TFS Version Control Concepts 3: Item Versions and the two meanings of 'Changeset'

Let's recap Items one more time.

  1. Items are unique.  They have an ID that no other item does.
  2. Items are versioned.  Like all version control systems, TFVC is about making it easy to store successive versions of the same item and retrieve old ones when necessary.
  3. Items have names.  Yes, plural.  At a rudimentary level, there's a server path showing where it lives on the server and a local path showing where it lives on your filesystem.  More on this later.  Suffice to say names are not unique.
  4. Items have a type.  Either they are an ANSI, UTF-16, Binary, etc. file; or they are a directory.

I think #1 and #4 are self-explanatory.  We covered #3 in great detail last time.  Time to tackle #2.  Versions aren't nearly as tricky as names, but there are some historical and terminology issues to cover.

image

One way to look at the repository is to watch each "slot" over time.  ("Slot" is our slang for "server path in committed space.")  Every time you checkin a new version of an item, two things happen: a unit of work is recorded, and the new contents of that slot going forward is established

So far all of this is common to every version control system ever written.  In addition, modern version control systems support so-called "atomic checkins."  That's actually shorthand for a few related concepts:

  • Multiple files can be checked in during the same transaction.
  • If any files fail to checkin, the entire operation is aborted.
  • Version numbers - or at least some types of version numbers - are consistent across the repository.
  • Metadata is associated with the entire collection of files being committed.

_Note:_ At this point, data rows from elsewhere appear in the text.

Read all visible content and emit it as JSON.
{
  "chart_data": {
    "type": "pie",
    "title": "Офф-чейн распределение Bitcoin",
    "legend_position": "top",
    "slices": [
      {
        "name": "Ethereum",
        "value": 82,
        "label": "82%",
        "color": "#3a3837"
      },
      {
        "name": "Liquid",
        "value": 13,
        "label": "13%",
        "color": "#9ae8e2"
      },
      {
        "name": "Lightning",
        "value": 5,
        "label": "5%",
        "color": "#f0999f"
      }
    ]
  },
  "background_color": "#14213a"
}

Older systems like CVS and SourceSafe didn't have atomic checkins, so a version was a version (or "revision" in CVS terms).  Individual items in a modern version control system still have versions, but when we introduced atomic checkins to TFS we needed another word to encapsulate the all the new concepts above.  As you probably know, we picked "changeset."  Unfortunately, the word doesn't help distinguish between the "two things" (above in boldface) that happen to the repository upon checkin.  These two distinct meanings sometimes cause confusion:

  1. [adj] A point in time.  The state of the entire repository immediately after a unit of work was committed.  Whenever you specify a "changeset versionspec" in a TFVC command, it takes on this meaning.  In this sense changesets are equivalent to dates.  (Old posts from Adam and James have more details on versionspecs and date specs in particular.) 
  2. [noun] A unit of work.  The files you change during 1 checkin, plus any associated metadata.  Whenever you view the contents of a changeset (tf changeset /i, the Changeset dialog, the output of Checkin) you're seeing this meaning.  Same for work items: when you link bugs to changesets, you're linking them to that specific unit of work.  Unfortunately we don't have an easy way to specify meaning #2 in TFVC commands, except for the 'tfpt getcs' power tool. 

That's a lot of words for a really simple distinction.  Math terms to the rescue once again.  If you think of the repository as a 2D plane like the one pictured above,
meaning #1: all points on a line time = <constant>
meaning #2: a set of revisions that lie on a such a line

By now it should be obvious that a TFVC operation on "changeset versionspec 20" will affect both a.cs and b.cs, while "changeset #20" only contains b.cs.  Unfortunately I don't have a special trick for demarcating which meaning of the word I intend, so I'll try to be unambiguous in future discussions of changesets.